Not only could you potentially get group benefits from Royal Caribbean if you book enough cabins, but being booked under the same travel agent really makes coordinating onboard plans a lot simpler.
I don't want to be nagging my friends to make final payment or try to answer billing questions. I'll let the travel agent do that, so we can focus on the fun things together.
Plus, a travel agent can easily link everyone's reservations together so that dining together is simple.
I make planning a group conversation

There are two elements to a cruise where I think you really want a group effort: dining and excursions.
I rarely plan out anything onboard the ship during the day, but I'll definitely want to get a consensus about where and when we plan to eat because dinner on cruises is the most pivotal time.
Are we going to eat in the Main Dining Room? Buy a dining package? Windjammer it up?

The reason dinner is so important is it's clearly the meal every day where most passengers are doing the same thing, and it's a good opportunity to talk about our day, make evening plans, and essentially come together.
The other group think activity is to plan out our tours on shore.
Finding an awesome shore excursion to share in together is probably the best thing about cruising with friends. Hanging at a beautiful beach, exploring a city, or trying something together really adds to the memories.

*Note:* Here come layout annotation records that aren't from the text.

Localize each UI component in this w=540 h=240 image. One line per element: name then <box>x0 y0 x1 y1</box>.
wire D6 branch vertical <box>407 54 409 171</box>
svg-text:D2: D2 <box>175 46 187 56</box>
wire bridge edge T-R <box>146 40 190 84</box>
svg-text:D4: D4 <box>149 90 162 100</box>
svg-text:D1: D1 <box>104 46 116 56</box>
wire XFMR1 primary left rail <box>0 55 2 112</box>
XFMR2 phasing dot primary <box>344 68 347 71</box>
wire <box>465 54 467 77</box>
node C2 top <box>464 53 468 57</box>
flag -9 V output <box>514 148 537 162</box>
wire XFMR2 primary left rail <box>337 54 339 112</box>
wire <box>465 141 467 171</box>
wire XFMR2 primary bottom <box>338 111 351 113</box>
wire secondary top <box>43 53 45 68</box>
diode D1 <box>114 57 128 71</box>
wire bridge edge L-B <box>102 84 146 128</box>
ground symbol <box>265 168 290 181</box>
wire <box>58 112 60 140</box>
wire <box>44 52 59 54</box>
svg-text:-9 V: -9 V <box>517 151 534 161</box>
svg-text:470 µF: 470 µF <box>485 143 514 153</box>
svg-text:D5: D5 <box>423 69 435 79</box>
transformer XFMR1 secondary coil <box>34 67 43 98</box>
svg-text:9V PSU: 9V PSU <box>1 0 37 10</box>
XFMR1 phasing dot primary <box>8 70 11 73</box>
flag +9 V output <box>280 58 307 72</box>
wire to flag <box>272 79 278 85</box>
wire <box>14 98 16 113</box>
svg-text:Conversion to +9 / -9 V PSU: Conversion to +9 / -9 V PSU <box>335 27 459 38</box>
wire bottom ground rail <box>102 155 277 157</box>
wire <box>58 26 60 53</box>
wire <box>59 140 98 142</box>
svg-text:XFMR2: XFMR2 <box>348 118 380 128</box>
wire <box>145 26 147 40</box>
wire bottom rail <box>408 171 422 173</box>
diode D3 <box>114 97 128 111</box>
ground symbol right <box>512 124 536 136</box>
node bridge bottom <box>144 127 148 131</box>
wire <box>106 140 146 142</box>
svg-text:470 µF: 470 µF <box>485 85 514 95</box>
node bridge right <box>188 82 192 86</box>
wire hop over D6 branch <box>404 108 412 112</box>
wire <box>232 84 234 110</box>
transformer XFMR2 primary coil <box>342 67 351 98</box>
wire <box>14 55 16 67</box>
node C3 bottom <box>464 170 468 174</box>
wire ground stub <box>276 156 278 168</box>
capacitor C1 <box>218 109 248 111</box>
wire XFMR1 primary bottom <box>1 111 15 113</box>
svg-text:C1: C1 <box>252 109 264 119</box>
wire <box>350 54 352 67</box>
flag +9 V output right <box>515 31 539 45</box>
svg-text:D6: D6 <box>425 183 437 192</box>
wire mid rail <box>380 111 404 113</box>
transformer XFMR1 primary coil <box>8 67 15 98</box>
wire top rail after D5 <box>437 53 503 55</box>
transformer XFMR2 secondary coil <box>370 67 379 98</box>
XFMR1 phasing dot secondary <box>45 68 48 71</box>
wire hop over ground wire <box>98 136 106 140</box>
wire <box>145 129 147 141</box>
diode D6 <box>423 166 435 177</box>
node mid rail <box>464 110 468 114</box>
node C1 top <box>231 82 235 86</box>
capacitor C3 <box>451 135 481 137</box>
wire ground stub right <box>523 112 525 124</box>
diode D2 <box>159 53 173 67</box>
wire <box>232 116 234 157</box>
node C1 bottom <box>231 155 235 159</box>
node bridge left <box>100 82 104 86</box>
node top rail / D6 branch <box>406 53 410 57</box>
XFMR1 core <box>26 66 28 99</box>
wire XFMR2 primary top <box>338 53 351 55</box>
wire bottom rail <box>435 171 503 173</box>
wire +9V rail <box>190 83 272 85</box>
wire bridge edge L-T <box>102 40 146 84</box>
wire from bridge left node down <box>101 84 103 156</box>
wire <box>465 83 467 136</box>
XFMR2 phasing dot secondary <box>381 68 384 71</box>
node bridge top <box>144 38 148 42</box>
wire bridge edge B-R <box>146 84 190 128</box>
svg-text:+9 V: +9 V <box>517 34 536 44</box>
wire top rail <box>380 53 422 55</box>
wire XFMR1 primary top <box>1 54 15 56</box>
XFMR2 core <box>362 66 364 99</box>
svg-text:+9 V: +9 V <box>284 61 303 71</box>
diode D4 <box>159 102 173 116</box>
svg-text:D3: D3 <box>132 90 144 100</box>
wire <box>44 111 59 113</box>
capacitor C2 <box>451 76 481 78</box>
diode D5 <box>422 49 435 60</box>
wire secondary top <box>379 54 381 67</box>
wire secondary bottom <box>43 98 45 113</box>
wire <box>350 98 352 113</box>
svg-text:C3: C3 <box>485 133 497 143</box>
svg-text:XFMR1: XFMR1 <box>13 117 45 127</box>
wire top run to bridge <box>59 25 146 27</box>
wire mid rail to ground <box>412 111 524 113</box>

It's fairly informal, but we usually text each other excursion ideas and then agree on one. Going back to my second tip in this article, I've found the people that I like to invite to a cruise have the same ideas of what a fun excursion are going to be, and that helps ensure we're on the same page.
Usually it's easy enough to toss them a link to book a dinner or excursion, so there's no mess of money to be discussed. But if we're going to share a cabana or private tour and I'm going to book it, then I'll be very clear on how much they owe before we agree to book it.
I've learned you should never assume how much the other people think they'll owe.
Establish a way to text onboard

It's so much easier to stay in contact with friends on Royal Caribbean ships now, thanks to better internet and even a free chat feature in the app. You can even make a group chat with the app.
Before getting onboard, have a plan how you'll communicate with each other. Text, WhatsApp, or the Royal Caribbean app all work, but get that sorted out before the ship departs.
The key is to ensure you all agree on something before you get onboard so no one is left in the dark.
Sharing a cabin? Split your bill (and bed)

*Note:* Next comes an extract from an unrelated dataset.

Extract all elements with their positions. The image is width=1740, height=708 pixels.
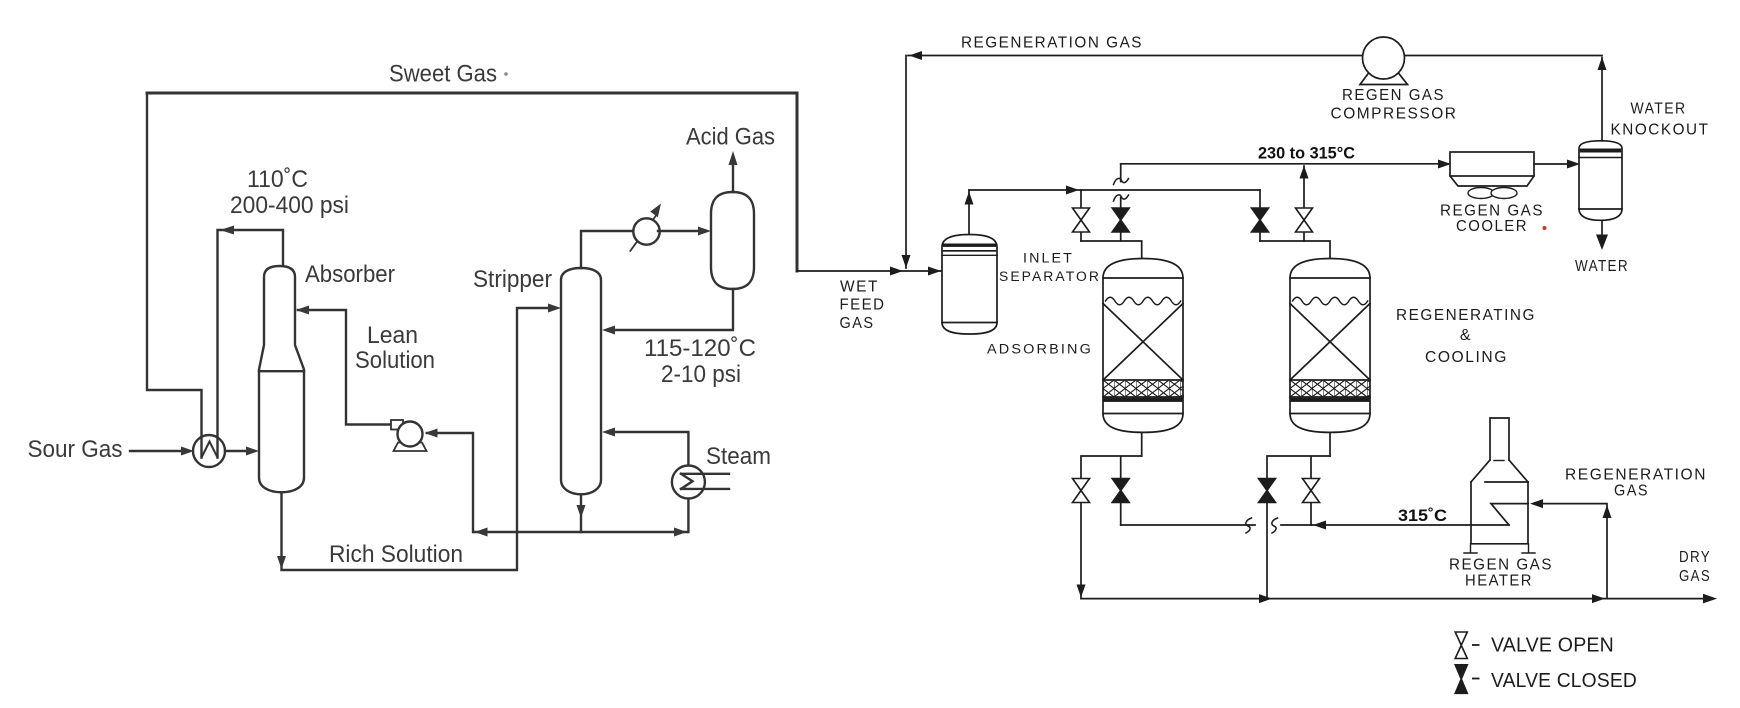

If you've invited a friend to share a cabin with you, be sure to get them on a different billing option than you.
Nothing ruins a friendship faster than money, so go to Guest Services after you board the ship and have them add their credit card to their account. That way, there's no confusion who owes what or why someone bought something.
While on the topic of money, you should agree on how you're splitting the onboard credit for the cabin. It's quite common to get OBC, so agree who gets it or how you'll split it. Never assume!
Speaking of splitting, you can split your bed by asking your stateroom to do it.
You can specify this on your cruise reservation ahead of time, but if it doesn't get done, just ask your cabin attendant.
Ask, don't expect

Another lesson from cruising with friends is it's safer to ask them about a plan or idea rather than waiting for them to come to you.
It can be dicey trying to balance your friendship in a way that doesn't seem like you're too needy or distant.
I feel I'm a point in my life where we don't need to act like it's high school and there are social rules for when and when not to do something, especially when it comes to inviting yourself.

Ultimately, I'll opt to shoot a quick message over to ask if our friends want to join us or if we can join them for something. But there's the understanding the answer can be "no" and it won't hurt our feelings.
Examples include:
- Getting chairs at the pool deck
- Going to a show
- Sitting at the bar for drinks
These are situations where the words, "Mind if I join you" are said.
Too many times I've deferred not to be a bother only to realize later they would have loved to have us join them, but didn't want to bug us.